Alternative data: the missing piece in South Africa’s credit puzzle
Alternative data such as utility payments, rental history, and mobile transactions are essential for evaluating thinner customers with limited traditional credit history.
In South Africa, this group includes young people, gig workers and many MSMEs operating in the informal cash economy.
Ignoring this segment means leaving a large part of the population out of formal credit.
For these economically active consumers, many of whom are small business owners, alternative data provides valuable insight into their spending habits and ability to repay. More than three-quarters (77%) of credit risk decision makers surveyed agree that alternative data is key to improving lending accuracy.
Combining this data with ML enhances decision-making, with 71% of respondents saying that reliably evaluating thinfile customers improves profitability.
Real-world applications drive change
Initiatives like open banking, which allow consumers to securely share transaction data, are gaining traction around the world. This data provides detailed insight into your income and expenses, helping lenders make fairer decisions.
Across EMEA, 86% of businesses have invested or plan to invest in open banking, and more than half are already seeing significant value. For lenders, early adoption provides a competitive advantage. For consumers, that means faster and fairer access to credit.

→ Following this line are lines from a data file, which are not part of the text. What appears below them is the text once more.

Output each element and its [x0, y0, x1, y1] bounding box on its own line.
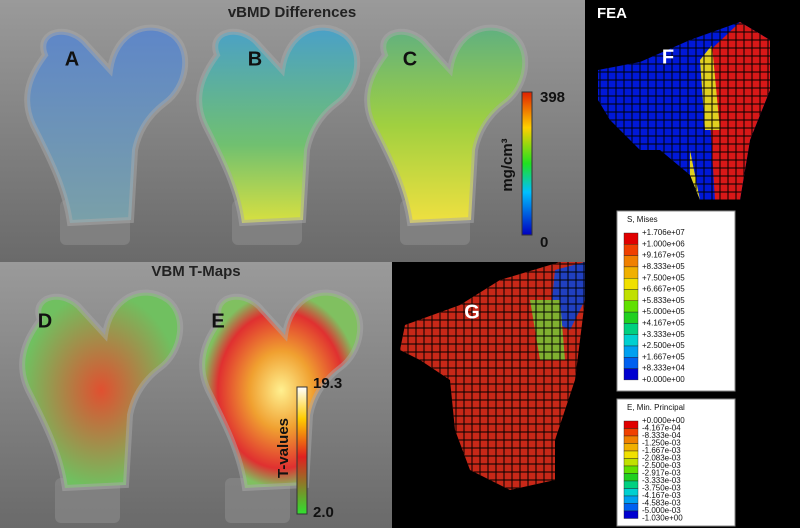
legend-swatch — [623, 465, 639, 474]
panel-label: C — [403, 48, 417, 70]
colorbar-max: 19.3 — [313, 375, 342, 392]
legend-entry: +9.167e+05 — [642, 251, 685, 260]
panel-label: G — [464, 301, 480, 323]
legend-swatch — [623, 510, 639, 519]
legend-entry: +0.000e+00 — [642, 375, 685, 384]
legend-swatch — [623, 266, 639, 279]
femur-b — [199, 28, 357, 245]
legend-entry: +1.706e+07 — [642, 228, 685, 237]
colorbar-unit: mg/cm³ — [499, 138, 516, 191]
legend-entry: +1.667e+05 — [642, 352, 685, 361]
legend-entry: +4.167e+05 — [642, 319, 685, 328]
legend-swatch — [623, 323, 639, 335]
legend-swatch — [623, 435, 639, 444]
legend-swatch — [623, 334, 639, 347]
legend-swatch — [623, 255, 639, 268]
legend-swatch — [623, 495, 639, 504]
legend-entry: +5.833e+05 — [642, 296, 685, 305]
colorbar — [521, 91, 533, 236]
panel-title: FEA — [597, 5, 627, 22]
panel-title: vBMD Differences — [228, 4, 356, 21]
legend-entry: -2.083e-03 — [642, 454, 681, 463]
legend-swatch — [623, 443, 639, 452]
fea-mesh-f — [598, 22, 770, 200]
legend-entry: +8.333e+05 — [642, 262, 685, 271]
legend-title: S, Mises — [627, 215, 658, 224]
fea-mesh-g — [400, 262, 585, 490]
legend-swatch — [623, 428, 639, 437]
legend-entry: +7.500e+05 — [642, 273, 685, 282]
legend-entry: -4.167e-03 — [642, 491, 681, 500]
legend-entry: +5.000e+05 — [642, 307, 685, 316]
panel-label: D — [38, 310, 52, 332]
legend-entry: -1.250e-03 — [642, 439, 681, 448]
colorbar — [296, 386, 308, 515]
femur-d — [22, 293, 180, 523]
legend-swatch — [623, 289, 639, 302]
colorbar-min: 2.0 — [313, 504, 334, 521]
legend-entry: +2.500e+05 — [642, 341, 685, 350]
legend-swatch — [623, 244, 639, 256]
legend-swatch — [623, 300, 639, 313]
legend-swatch — [623, 345, 639, 358]
colorbar-max: 398 — [540, 89, 565, 106]
legend-swatch — [623, 368, 639, 381]
legend-entry: -3.750e-03 — [642, 484, 681, 493]
legend-entry: +8.333e+04 — [642, 364, 685, 373]
panel-label: B — [248, 48, 262, 70]
legend-entry: -4.167e-04 — [642, 424, 681, 433]
legend-entry: -2.917e-03 — [642, 469, 681, 478]
legend-entry: -1.667e-03 — [642, 446, 681, 455]
colorbar-unit: T-values — [275, 418, 292, 478]
legend-swatch — [623, 357, 639, 369]
legend-swatch — [623, 480, 639, 489]
legend-swatch — [623, 232, 639, 245]
fea-legends: S, Mises +1.706e+07 +1.000e+06 +9.167e+05 +8… — [616, 210, 736, 527]
femur-e — [202, 293, 360, 523]
legend-entry: -5.000e-03 — [642, 506, 681, 515]
colorbar-min: 0 — [540, 234, 548, 251]
legend-entry: +0.000e+00 — [642, 416, 685, 425]
legend-swatch — [623, 488, 639, 497]
legend-swatch — [623, 311, 639, 324]
legend-entry: -4.583e-03 — [642, 499, 681, 508]
panel-label: E — [211, 310, 224, 332]
legend-entry: -2.500e-03 — [642, 461, 681, 470]
legend-swatch — [623, 420, 639, 429]
legend-swatch — [623, 458, 639, 467]
panel-label: A — [65, 48, 79, 70]
legend-title: E, Min. Principal — [627, 403, 685, 412]
panel-label: F — [662, 46, 674, 68]
legend-swatch — [623, 503, 639, 512]
legend-swatch — [623, 473, 639, 482]
legend-swatch — [623, 450, 639, 459]
legend-entry: -1.030e+00 — [642, 514, 683, 523]
femur-a — [27, 28, 185, 245]
femur-c — [367, 28, 525, 245]
legend-swatch — [623, 278, 639, 290]
panel-title: VBM T-Maps — [151, 263, 240, 280]
legend-entry: -8.333e-04 — [642, 431, 681, 440]
legend-entry: +6.667e+05 — [642, 285, 685, 294]
legend-entry: -3.333e-03 — [642, 476, 681, 485]
legend-entry: +1.000e+06 — [642, 239, 685, 248]
legend-entry: +3.333e+05 — [642, 330, 685, 339]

The question is not if Open banking will transform lending in South Africa, but how quickly The people will accept it.
The promise of ML for small businesses
MSMEs are the backbone of South Africa’s economy, contributing over 40% of GDP and employing over 60% of the workforce. But their growth is often constrained by manual and paper-heavy credit evaluations.
ML is trying to change this. South African organizations using ML report significantly improved SME loan acceptance rates, contributing to business growth and job creation.
This trend is mirrored across EMEA and Asia Pacific, with 88% of companies surveyed seeing similar improvements, highlighting the technology’s potential to create economic opportunities.
The future of financial decision making
The momentum of ML is undeniable. Nearly 8 in 10 organizations already using ML in South Africa plan to significantly increase their investment over the next 1-3 years.
However, barriers such as cost, lack of understanding, and legacy IT infrastructure continue to slow progress for non-adopters.
As financial institutions embrace AI and ML, the question is no longer just “how fast?” But “for whom?”
South Africa’s experience shows that inclusion and innovation can go hand in hand. Expanding access to credit fosters entrepreneurship, job creation and economic resilience. In a market where financial exclusion has long been a barrier, this technological shift could be a turning point towards inclusive prosperity and sustainable economic transformation.